Remember the time when it rained so much that even the people of DHA couldn’t stop the water from entering their houses? That showed the reality of the DHA city and it continues to suffer with other areas such as Gulistan-e-Johar, Gulshan, Malir, North area, Orangi, and Landhi areas. While Karachi’s residents suffer, where are the politicians saying “Okay let’s fix this.” But no, Karachi was abandoned, a long time ago. These road craters frequently fill up with rainwater or wastewater, obstructing traffic flow and causing damage to both four-wheelers and two-wheelers. Vehicle owners are left with no choice but to incur additional expenses for car and motorcycle repairs, leading to a significant financial burden due to the prevailing high inflation. The plight of those residing in slums is often overlooked, and their lack of proper shelter remains a topic seldom discussed. With no more than an open roof to shield them, they endure the harshness of the rain, as water seeps into their meager dwellings, leaving them vulnerable and exposed.

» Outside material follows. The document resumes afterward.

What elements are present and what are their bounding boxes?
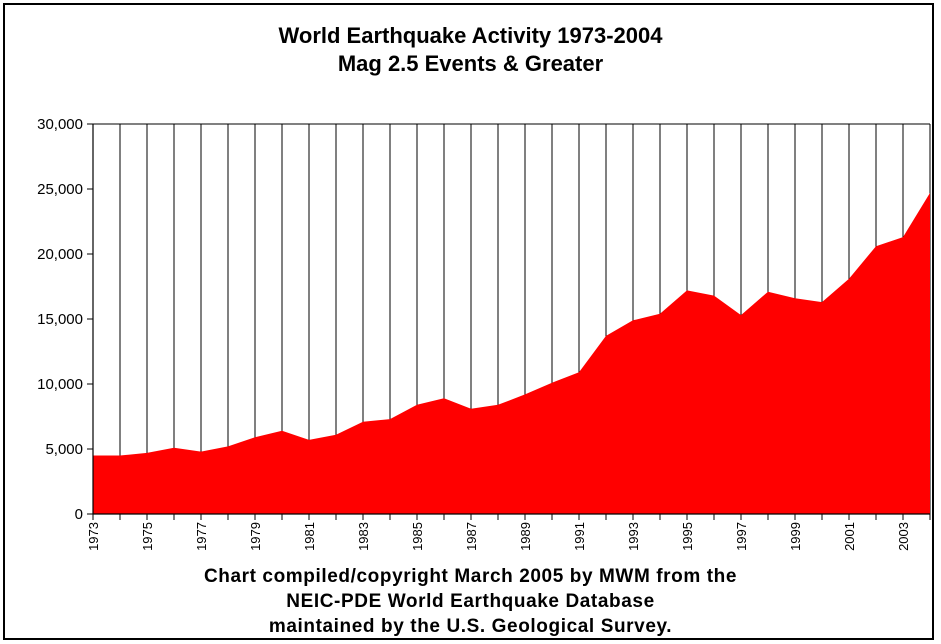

The ramifications of the deteriorating roads are felt particularly by the hundreds of thousands of office-goers who rely on motorcycles for their daily commute. Motorbike riders know very well that they are going to get stuck on the road. The situation become so dire that young people in their 30s have been diagnosed with degenerative spine issues after the constant use of two-wheelers in Karachi. The poor maintenance or subpar quality of shock absorbers on motorcycles exacerbates these problems.
Karachi deserves better. Efforts must be directed toward resolving the urgent challenges arising from the city’s deteriorating road infrastructure. This will alleviate economic burdens and enhance overall public health and safety. Although, the residents of Karachi have no hope from the politicians but “umeed pe duniya qaim hai.”